Большинство студентов его курса уже прошли войну – кто воевал в строю, кто был военным корреспондентом: никогда раньше друг друга не видевшие, они вели себя в институте так, будто давно и крепко дружили. Петр был среди них младшим, они его как бы не замечали, и чувствовал он себя довольно неуютно. В семинар он попал к известному, пожилому писателю. Первое время он тоже как будто не обращал внимания на Петра, тем более что тот все время сидел молча и в общих дискуссиях участия не принимал. Но однажды руководитель, словно впервые увидев его, пристально в него всмотрелся, сказал не очень приветливо:

– Прочитал вашу повесть, Соловьев. Останьтесь после звонка. Побеседуем.

Ничего плохого Петр от этой беседы не ждал – его хвалили, рецензии пока были, как говорится, на все сто. Но первый же вопрос руководителя ошеломил его:

– Скажите, Соловьев, вы случайно не дальтоник?

– Не знаю, – растерялся Петр, не совсем ясно понимая, хорошо это или плохо – быть дальтоником.

– Дальтонизм это определенный дефект зрения, – объяснил руководитель. – Дальтоники не видят истинных цветов, они только знают, какими они должны быть. Скажем, им известно, что трава зелёная, крыши красные, небо голубое, реки синие. Вот так и вы – знаете, что ваши герои должны быть такими, а не иными… Словом – трава зелёная… Вы поняли меня?

– Нет… не совсем…

Старик сердито нахмурился.

– В вашей повести всё в норме, как теперь принято говорить: сюжет развивается гладко, язык неплохой, у героев всё на месте: глаза, нос, уши… Нет только одного – ни в характерах, ни во внешности – подлинных красок. Если у маляра есть только колер: зеленый, синий, красный, голубой… И в таких комнатах, конечно, живут, только уныло это, уныло…

Петр не то чтобы обиделся, но просто искренне считал, что руководитель к нему несправедлив. «И что ему надо, этому мусорному старичишке!
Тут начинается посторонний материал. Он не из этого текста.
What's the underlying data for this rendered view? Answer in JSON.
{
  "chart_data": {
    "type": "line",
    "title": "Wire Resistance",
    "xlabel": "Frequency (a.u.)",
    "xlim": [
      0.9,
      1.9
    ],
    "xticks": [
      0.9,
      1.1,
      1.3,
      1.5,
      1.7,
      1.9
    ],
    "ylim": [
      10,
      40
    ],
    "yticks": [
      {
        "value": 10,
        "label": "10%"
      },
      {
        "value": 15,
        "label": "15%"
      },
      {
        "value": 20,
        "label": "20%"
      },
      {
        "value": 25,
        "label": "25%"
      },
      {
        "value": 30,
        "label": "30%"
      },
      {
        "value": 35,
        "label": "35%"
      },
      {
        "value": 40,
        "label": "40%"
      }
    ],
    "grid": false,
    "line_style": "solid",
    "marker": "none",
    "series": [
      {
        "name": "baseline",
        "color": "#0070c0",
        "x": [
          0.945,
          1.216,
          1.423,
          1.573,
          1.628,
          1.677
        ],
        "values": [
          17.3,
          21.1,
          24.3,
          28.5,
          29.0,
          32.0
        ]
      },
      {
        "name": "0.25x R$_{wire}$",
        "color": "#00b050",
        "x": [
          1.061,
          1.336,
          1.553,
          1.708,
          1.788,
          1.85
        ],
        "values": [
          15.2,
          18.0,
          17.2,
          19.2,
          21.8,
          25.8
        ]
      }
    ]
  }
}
Завидует, что меня упоминают чуть ли не в каждой критической статье, а о нем уже сто лет молчат? Уйду к черту из института!» Но уходить не пришлось – его перевели в только что организованный семинар детской и юношеской литературы, а с его руководителем Василий Николаевичем Волковым у Петра не было никаких недоразумений; их вкусы полностью совпадали. Узнав, что вскоре будет напечатана новая повесть Петра Соловьева, Волков помог студенту связаться с издательством «Молодая гвардия», где состоял членом редакционного совета. Там решили выпустить обе повести отдельной книгой. О заключении договора Петр не рассказал никому, хотя ему очень хотелось похвастаться, да некому было, а гордиться просто так, втихомолку, перед самим собой не весело! Но с детдомом он порвал, а здесь все еще чувствовал себя чужаком…

Учиться ему становилось все легче – поддерживало сознание, что все усилия, в конце концов, будут вознаграждены получением диплома о высшем образовании, а тщеславие помогло преодолевать неплотно оседавшую в мозгу науку. Память у него была отличная и где нужно, он теперь мог… поговорить о Ювенале. Институт он окончил. И продолжал писать всё те же юношеские повести, всегда от первого лица, всегда «правильные» и всегда подслащенные необходимой долей сентиментальности. Встречался и расставался с женщинами, никогда особенно не жалея о разлуке. В тридцать пять приобрел однокомнатную квартиру и «Москвича», а в сорок все еще считался начинающим и ходил в узеньких джинсах с американской нашлепкой на заду и неизменно приглашался на семинары молодых. Теперь он писать уже не торопился, однако в газетные перечисления еще попадал. Но иногда, а в последнее время чаще, из глубин памяти, а может быть, и подсознания, возникала перед ним тесная сторожка, переезд, узкая, холодная речка Прорва, нищая деревня и темное лицо бабки. И тогда ему становилось тоскливо, томительно и почему-то немного стыдно. В такие минуты он давал себе слово, что обязательно когда-нибудь напишет об этом. Напишет правду о своем полузабытом детстве… Когда-нибудь…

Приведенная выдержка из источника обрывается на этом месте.